"The Bone Orchard" (Minotaur Books), by Paul Doiron
Mike Bowditch's recklessness and insubordination, along with his struggle with a series of personal tragedies, seemed to make him a bad match for his job as a Maine game warden. So, as the fifth novel in this fine series opens, it comes as no great surprise that Mike has quit law enforcement and taken refuge as a fishing guide in the state's great North Woods.
But Sgt. Kathy Frost, Mike's former mentor in the warden service, is in trouble. A suicidal Afghanistan war vet she was assigned to help has been shot dead. The ex-soldier's politically connected parents and former army buddies blame her. And she is under investigation for her role in the affair.
Thinking he might be able to help, or at least offer a sympathetic ear, Mike drives to her cabin and comes under sniper fire in her driveway. He finds his old friend critically wounded.
A civilian now, Mike has no business getting involved. As reckless and impetuous as always, he dives in anyway.
The authorities suspect the dead soldier's old army buddies for the attack on Kathy. Mike casts his net wider as he pursues the case from the urban landscape of Portland to the desolate farming villages of Aroostook County.

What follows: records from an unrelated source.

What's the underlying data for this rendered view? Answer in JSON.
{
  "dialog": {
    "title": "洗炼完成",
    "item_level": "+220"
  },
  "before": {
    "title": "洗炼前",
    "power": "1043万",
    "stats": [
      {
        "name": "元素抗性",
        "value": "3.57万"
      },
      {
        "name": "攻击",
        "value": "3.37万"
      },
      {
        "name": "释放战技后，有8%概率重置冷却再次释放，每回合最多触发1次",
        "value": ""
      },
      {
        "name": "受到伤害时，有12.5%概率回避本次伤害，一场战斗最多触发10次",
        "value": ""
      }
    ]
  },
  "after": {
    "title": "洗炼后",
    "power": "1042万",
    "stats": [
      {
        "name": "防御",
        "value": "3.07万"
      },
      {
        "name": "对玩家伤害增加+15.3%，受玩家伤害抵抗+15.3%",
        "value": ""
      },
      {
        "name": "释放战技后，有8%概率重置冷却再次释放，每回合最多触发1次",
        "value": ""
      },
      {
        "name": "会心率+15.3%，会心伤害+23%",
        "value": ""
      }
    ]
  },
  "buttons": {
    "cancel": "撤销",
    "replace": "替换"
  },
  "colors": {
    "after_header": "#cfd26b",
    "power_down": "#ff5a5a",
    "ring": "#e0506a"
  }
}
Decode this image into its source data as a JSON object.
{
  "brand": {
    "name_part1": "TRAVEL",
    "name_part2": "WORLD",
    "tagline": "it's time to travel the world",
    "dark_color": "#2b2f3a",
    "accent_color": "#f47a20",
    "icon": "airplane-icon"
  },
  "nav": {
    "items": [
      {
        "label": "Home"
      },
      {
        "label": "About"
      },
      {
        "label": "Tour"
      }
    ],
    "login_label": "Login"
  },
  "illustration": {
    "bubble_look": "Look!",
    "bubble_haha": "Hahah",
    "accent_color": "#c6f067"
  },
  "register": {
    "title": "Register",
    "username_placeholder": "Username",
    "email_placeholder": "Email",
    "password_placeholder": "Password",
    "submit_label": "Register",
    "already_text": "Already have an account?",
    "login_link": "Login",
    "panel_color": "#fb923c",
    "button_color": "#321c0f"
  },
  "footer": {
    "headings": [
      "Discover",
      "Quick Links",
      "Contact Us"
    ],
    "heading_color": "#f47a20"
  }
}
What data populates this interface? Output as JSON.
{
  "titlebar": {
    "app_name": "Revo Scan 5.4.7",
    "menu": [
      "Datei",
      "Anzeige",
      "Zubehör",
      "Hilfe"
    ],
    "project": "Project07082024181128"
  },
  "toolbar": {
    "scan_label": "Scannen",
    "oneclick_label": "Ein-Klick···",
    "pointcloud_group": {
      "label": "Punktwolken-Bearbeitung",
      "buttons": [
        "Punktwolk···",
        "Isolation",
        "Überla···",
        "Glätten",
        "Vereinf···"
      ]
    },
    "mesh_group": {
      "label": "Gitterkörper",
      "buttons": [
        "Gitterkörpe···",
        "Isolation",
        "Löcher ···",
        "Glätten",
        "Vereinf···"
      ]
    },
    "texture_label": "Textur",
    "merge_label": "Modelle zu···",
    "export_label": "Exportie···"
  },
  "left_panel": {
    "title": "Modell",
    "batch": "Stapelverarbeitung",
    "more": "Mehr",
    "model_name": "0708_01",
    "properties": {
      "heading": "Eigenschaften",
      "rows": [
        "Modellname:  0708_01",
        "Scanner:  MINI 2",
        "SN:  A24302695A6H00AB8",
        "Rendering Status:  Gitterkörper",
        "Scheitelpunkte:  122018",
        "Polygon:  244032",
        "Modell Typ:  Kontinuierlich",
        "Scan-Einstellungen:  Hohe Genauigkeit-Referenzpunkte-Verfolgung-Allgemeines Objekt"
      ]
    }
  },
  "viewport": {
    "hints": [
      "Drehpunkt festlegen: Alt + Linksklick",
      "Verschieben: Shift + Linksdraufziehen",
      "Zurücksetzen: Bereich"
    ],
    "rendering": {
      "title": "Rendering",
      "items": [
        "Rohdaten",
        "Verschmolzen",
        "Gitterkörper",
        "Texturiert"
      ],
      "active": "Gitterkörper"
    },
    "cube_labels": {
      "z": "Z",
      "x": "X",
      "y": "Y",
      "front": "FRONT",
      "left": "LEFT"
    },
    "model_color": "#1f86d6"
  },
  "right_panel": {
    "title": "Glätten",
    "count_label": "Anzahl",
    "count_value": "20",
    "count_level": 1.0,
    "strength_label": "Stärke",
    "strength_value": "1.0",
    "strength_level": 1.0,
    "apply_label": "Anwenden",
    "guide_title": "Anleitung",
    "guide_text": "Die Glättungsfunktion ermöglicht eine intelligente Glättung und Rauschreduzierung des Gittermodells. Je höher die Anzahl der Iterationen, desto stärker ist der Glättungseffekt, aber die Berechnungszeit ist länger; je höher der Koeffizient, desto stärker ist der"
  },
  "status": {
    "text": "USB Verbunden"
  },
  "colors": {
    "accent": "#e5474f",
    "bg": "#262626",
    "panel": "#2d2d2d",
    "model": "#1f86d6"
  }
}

As always, Doiron describes his state so vividly that it becomes not just the setting but also a character in its own right.
As Mike's list of suspects grows, he digs deeply into Kathy's past. Along the way, he also keeps running into people from his own past, including old friends, old enemies and an ex-wife.
The encounters lead to much soul-searching — so much that for a good portion of the book, the biggest mystery Mike confronts isn't who shot Kathy, it's what kind of man Mike has become. This makes "The Bone Orchard" both a rich exploration of character and a satisfying mystery story.
Bruce DeSilva, winner of the Mystery Writers of America's Edgar Award, is the author of three crime novels including "Providence Rag."